Entscheidungsstichwort (Thema)
Einstweilige Anordnung - Anordnungsgrund
Leitsatz (NV)
Zur Glaubhaftmachung des Anordnungsgrundes für den Antrag auf Erlaß einer einstweiligen Anordnung.
Normenkette
FGO § 114
Verfahrensgang
Tatbestand
Das FA erließ gegen die Antragstellerin und Beschwerdeführerin (Beschwerdeführerin) einen auf § 75 der Abgabenordnung (AO 1977) gestützten Haftungsbescheid wegen Umsatzsteuerschulden einer in Konkurs gegangenen GmbH. Die Beschwerdeführerin legte gegen den Bescheid Einspruch ein und stellte einen Antrag auf Aussetzung der Vollziehung. Eine Entscheidung wurde bislang weder über den Einspruch noch über den Aussetzungsantrag getroffen.
Das FA hatte am 3. Juli 1984 durch Bescheid die Investitionszulage zugunsten der Beschwerdeführerin auf insgesamt 30 000 DM festgesetzt. Nachdem das FA diesen Betrag von der Haftungssumme abgezogen hatte, erteilte es der Beschwerdeführerin eine Abrechnung, in der nur noch 20 000 DM Investitionszulage mit der Haftungsschuld verrechnet wurden. Die Beschwerdeführerin erhob gegen die dieser Abrechnung beigefügte Zahlungsaufforderung Beschwerde. Das FA verrechnete den weiteren Teil der Investitionszulage mit eigener Umsatzsteuer der Beschwerdeführerin.

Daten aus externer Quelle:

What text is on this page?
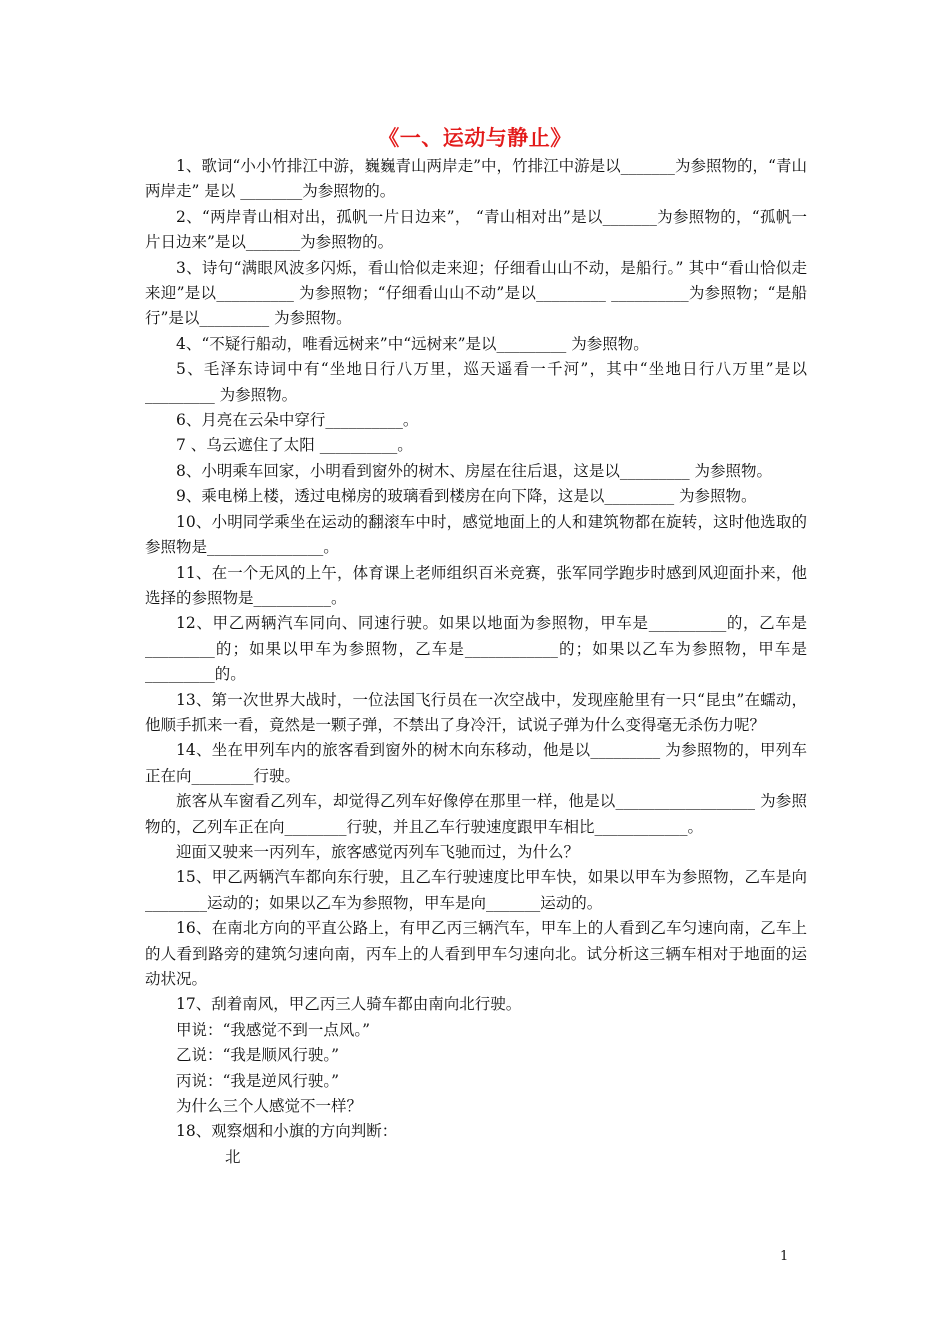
《一、运动与静止》

1、歌词“小小竹排江中游，巍巍青山两岸走”中，竹排江中游是以_______为参照物的，“青山两岸走” 是以 ________为参照物的。

2、“两岸青山相对出，孤帆一片日边来”， “青山相对出”是以_______为参照物的，“孤帆一片日边来”是以_______为参照物的。

3、诗句“满眼风波多闪烁，看山恰似走来迎；仔细看山山不动，是船行。” 其中“看山恰似走来迎”是以__________ 为参照物；“仔细看山山不动”是以_________ __________为参照物；“是船行”是以_________ 为参照物。

4、“不疑行船动，唯看远树来”中“远树来”是以_________ 为参照物。

5、毛泽东诗词中有“坐地日行八万里，巡天遥看一千河”，其中“坐地日行八万里”是以_________ 为参照物。

6、月亮在云朵中穿行__________。

7 、乌云遮住了太阳 __________。

8、小明乘车回家，小明看到窗外的树木、房屋在往后退，这是以_________ 为参照物。

9、乘电梯上楼，透过电梯房的玻璃看到楼房在向下降，这是以_________ 为参照物。

10、小明同学乘坐在运动的翻滚车中时，感觉地面上的人和建筑物都在旋转，这时他选取的参照物是_______________。

11、在一个无风的上午，体育课上老师组织百米竞赛，张军同学跑步时感到风迎面扑来，他选择的参照物是__________。

12、甲乙两辆汽车同向、同速行驶。如果以地面为参照物，甲车是__________的，乙车是_________的；如果以甲车为参照物，乙车是____________的；如果以乙车为参照物，甲车是_________的。

13、第一次世界大战时，一位法国飞行员在一次空战中，发现座舱里有一只“昆虫”在蠕动，他顺手抓来一看，竟然是一颗子弹，不禁出了身冷汗，试说子弹为什么变得毫无杀伤力呢？

14、坐在甲列车内的旅客看到窗外的树木向东移动，他是以_________ 为参照物的，甲列车正在向________行驶。

旅客从车窗看乙列车，却觉得乙列车好像停在那里一样，他是以__________________ 为参照物的，乙列车正在向________行驶，并且乙车行驶速度跟甲车相比____________。

迎面又驶来一丙列车，旅客感觉丙列车飞驰而过，为什么？

15、甲乙两辆汽车都向东行驶，且乙车行驶速度比甲车快，如果以甲车为参照物，乙车是向________运动的；如果以乙车为参照物，甲车是向_______运动的。

16、在南北方向的平直公路上，有甲乙丙三辆汽车，甲车上的人看到乙车匀速向南，乙车上的人看到路旁的建筑匀速向南，丙车上的人看到甲车匀速向北。试分析这三辆车相对于地面的运动状况。

17、刮着南风，甲乙丙三人骑车都由南向北行驶。

甲说：“我感觉不到一点风。”

乙说：“我是顺风行驶。”

丙说：“我是逆风行驶。”

为什么三个人感觉不一样？

18、观察烟和小旗的方向判断：

北

1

Die Beschwerdeführerin beantragte beim Finanzgericht (FG), das FA im Wege einer einstweiligen Anordnung zu verpflichten, an sie Investitionszulage in Höhe von 20 000 DM zu erstatten. Sie machte geltend, daß sie das Geld dringend benötige, da sie sonst ihre Zahlungsverpflichtungen nicht erfüllen könne und Arbeitsplätze in Gefahr seien. Mangels Rechtskraft des Haftungsbescheides sei eine Aufrechnung unzulässig. Das FG wies den Antrag der Beschwerdeführerin mit der Begründung zurück, daß eine einstweilige Anordnung schon deshalb ausscheide, weil die Aussetzung der Vollziehung des Haftungsbescheides begehrt werden könne (§ 114 Abs. 5 der Finanzgerichtsordnung - FGO -). Die Finanzverwaltung dürfe auch mit Ansprüchen, die vom Steuerpflichtigen bestritten würden, aufrechnen. Die Voraussetzungen der Aufrechnung seien im Streitfall gegeben.

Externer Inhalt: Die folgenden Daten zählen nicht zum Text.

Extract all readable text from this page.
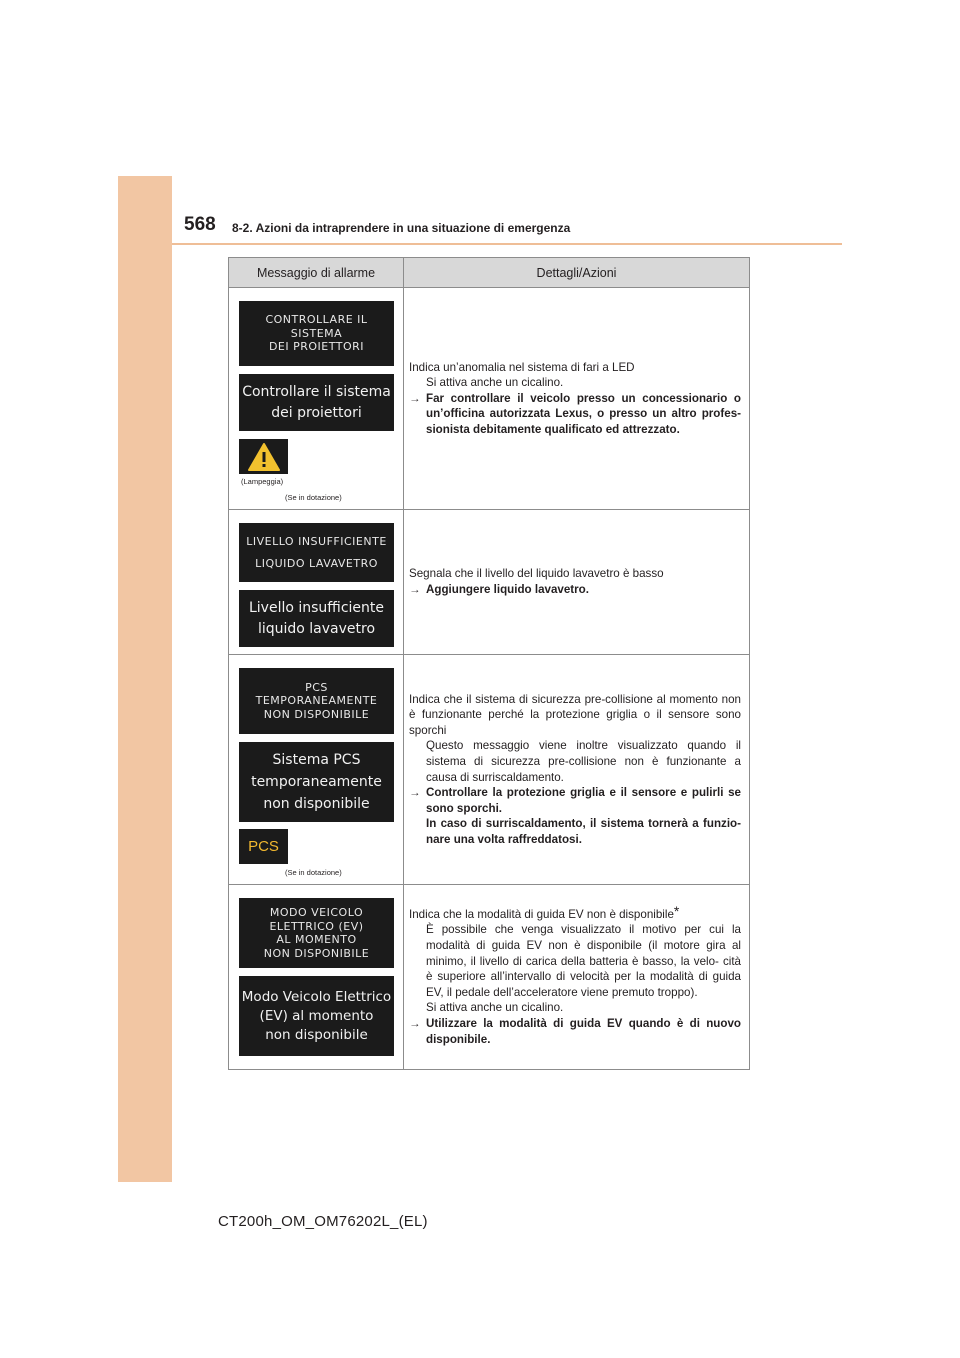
568 8-2. Azioni da intraprendere in una situazione di emergenza
Messaggio di allarme	Dettagli/Azioni
CONTROLLARE IL
SISTEMA
DEI PROIETTORI
Controllare il sistema
dei proiettori
(Lampeggia)
(Se in dotazione)
Indica un’anomalia nel sistema di fari a LED
Si attiva anche un cicalino.
→ Far controllare il veicolo presso un concessionario o un’officina autorizzata Lexus, o presso un altro profes- sionista debitamente qualificato ed attrezzato.
LIVELLO INSUFFICIENTE
LIQUIDO LAVAVETRO
Livello insufficiente
liquido lavavetro
Segnala che il livello del liquido lavavetro è basso
→ Aggiungere liquido lavavetro.
PCS
TEMPORANEAMENTE
NON DISPONIBILE
Sistema PCS
temporaneamente
non disponibile
PCS
(Se in dotazione)
Indica che il sistema di sicurezza pre-collisione al momento non è funzionante perché la protezione griglia o il sensore sono sporchi
Questo messaggio viene inoltre visualizzato quando il sistema di sicurezza pre-collisione non è funzionante a causa di surriscaldamento.
→ Controllare la protezione griglia e il sensore e pulirli se sono sporchi.
In caso di surriscaldamento, il sistema tornerà a funzio- nare una volta raffreddatosi.
MODO VEICOLO
ELETTRICO (EV)
AL MOMENTO
NON DISPONIBILE
Modo Veicolo Elettrico
(EV) al momento
non disponibile
Indica che la modalità di guida EV non è disponibile*
È possibile che venga visualizzato il motivo per cui la modalità di guida EV non è disponibile (il motore gira al minimo, il livello di carica della batteria è basso, la velo- cità è superiore all’intervallo di velocità per la modalità di guida EV, il pedale dell’acceleratore viene premuto troppo).
Si attiva anche un cicalino.
→ Utilizzare la modalità di guida EV quando è di nuovo disponibile.
CT200h_OM_OM76202L_(EL)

Hiergegen richtet sich die Beschwerde der Beschwerdeführerin, der das FG nicht abgeholfen hat. Das FA ist der Ansicht, daß die Beschwerde unzulässig sei, und weist darauf hin, daß inzwischen nicht mehr 20 000 DM, sondern nur noch 7 500 DM mit der Haftungsschuld verrechnet worden seien.
Entscheidungsgründe
Die Beschwerde ist unbegründet. Das FG hat den Antrag der Beschwerdeführerin auf Erlaß einer einstweiligen Anordnung im Ergebnis zu Recht zurückgewiesen.

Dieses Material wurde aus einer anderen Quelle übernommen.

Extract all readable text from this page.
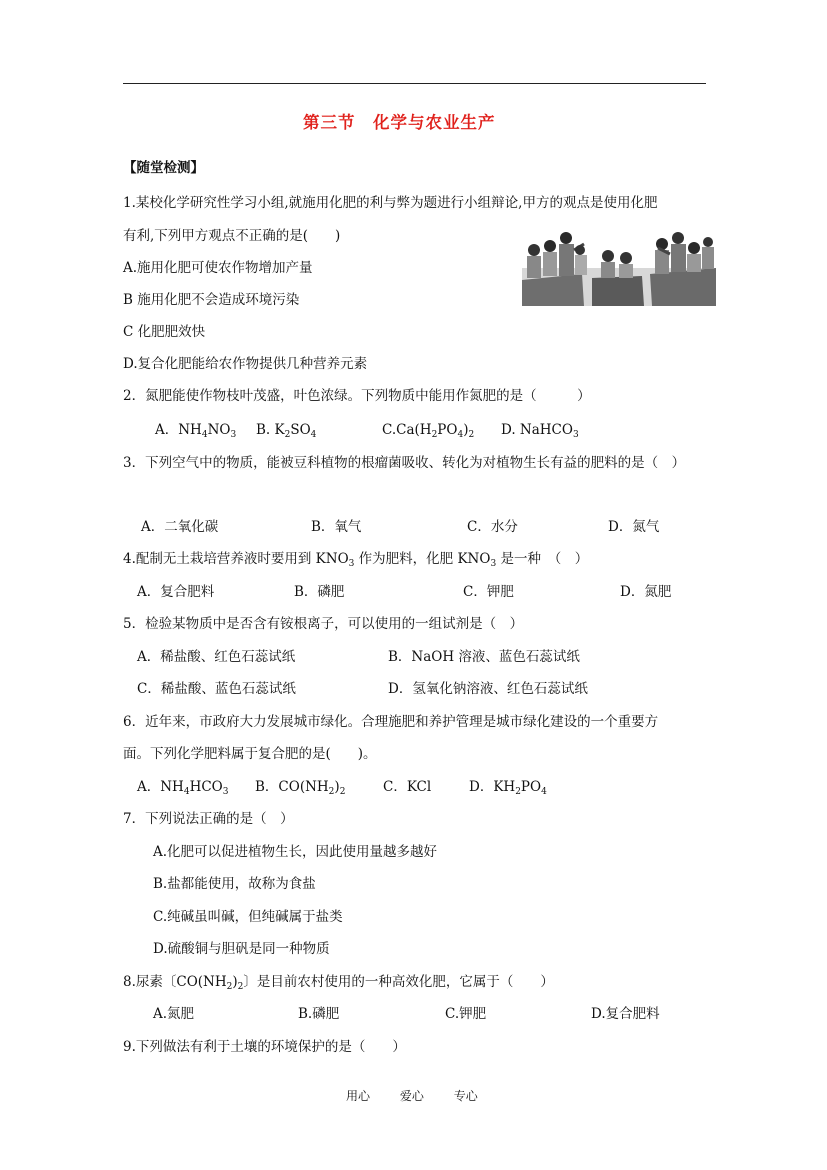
第三节　化学与农业生产
【随堂检测】
1.某校化学研究性学习小组,就施用化肥的利与弊为题进行小组辩论,甲方的观点是使用化肥
有利,下列甲方观点不正确的是(　　)
A.施用化肥可使农作物增加产量
B 施用化肥不会造成环境污染
C 化肥肥效快
D.复合化肥能给农作物提供几种营养元素
2．氮肥能使作物枝叶茂盛，叶色浓绿。下列物质中能用作氮肥的是（　　　）
A．$NH_4NO_3$ B. $K_2SO_4$	$C.Ca(H_2PO_4)_2$ D. NaHCO$_3$
3．下列空气中的物质，能被豆科植物的根瘤菌吸收、转化为对植物生长有益的肥料的是（　）
A．二氧化碳	B．氧气	C．水分	D．氮气
4.配制无土栽培营养液时要用到 $KNO_3$ 作为肥料，化肥 $KNO_3$ 是一种　（　）
A．复合肥料	B．磷肥	C．钾肥	D．氮肥
5．检验某物质中是否含有铵根离子，可以使用的一组试剂是（　）
A．稀盐酸、红色石蕊试纸	B．NaOH 溶液、蓝色石蕊试纸
C．稀盐酸、蓝色石蕊试纸	D．氢氧化钠溶液、红色石蕊试纸
6．近年来，市政府大力发展城市绿化。合理施肥和养护管理是城市绿化建设的一个重要方
面。下列化学肥料属于复合肥的是(　　)。
A．$NH_4HCO_3$ B．$CO(NH_2)_2$	C．KCl	D．$KH_2PO_4$
7．下列说法正确的是（　）
A.化肥可以促进植物生长，因此使用量越多越好
B.盐都能使用，故称为食盐
C.纯碱虽叫碱，但纯碱属于盐类
D.硫酸铜与胆矾是同一种物质
8.尿素〔$CO(NH_2)_2$〕是目前农村使用的一种高效化肥，它属于（　　）
A.氮肥	B.磷肥	C.钾肥	D.复合肥料
9.下列做法有利于土壤的环境保护的是（　　）
用心 爱心 专心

Der Senat läßt dahinstehen, ob der Antrag wegen der Möglichkeit, Aussetzung oder Aufhebung der Vollziehung nach § 69 Abs. 3 FGO zu beantragen, unzulässig (§ 114 Abs. 5 FGO) oder deswegen unbegründet ist, weil die beantragte einstweilige Anordnung das Ergebnis des Hauptverfahrens vorwegnehmen würde. Denn jedenfalls hat die Beschwerdeführerin einen Anordnungsgrund nicht glaubhaft gemacht.
Die Beschwerdeführerin begehrt eine Regelungsanordnung i. S. des § 114 Abs. 1 Satz 2 FGO. Diese Vorschrift räumt dem Gericht keine schrankenlose Befugnis zum Erlaß einer einstweiligen Anordnung ein. Die in § 114 Abs. 1 Satz 2 FGO ausdrücklich genannten Gründe (,,wesentliche Nachteile" und ,,drohende Gewalt") setzen Maßstäbe auch für die ,,anderen Gründe" im Sinne dieser Bestimmung. ,,Andere Gründe" rechtfertigen eine einstweilige Anordnung nur dann, wenn sie für die begehrte Regelungsanordnung ähnlich gewichtig und bedeutsam sind wie ,,wesentliche Nachteile" oder ,,drohende Gewalt" (vgl. Beschluß des Bundesfinanzhofs - BFH - vom 26. Januar 1983 I B 48/80, BFHE 137, 235, BStBl II 1983, 233, 236). Der befürchtete Nachteil muß also ein solcher sein, der über den allgemeinen Nachteil einer Steuerzahlung hinausgeht (vgl. BFH-Beschluß vom 21. Januar 1982 VIII B 94/79, BFHE 135, 23, BStBl II 1982, 307, 309). Das Vorliegen solcher Gründe hat die Beschwerdeführerin nicht glaubhaft gemacht.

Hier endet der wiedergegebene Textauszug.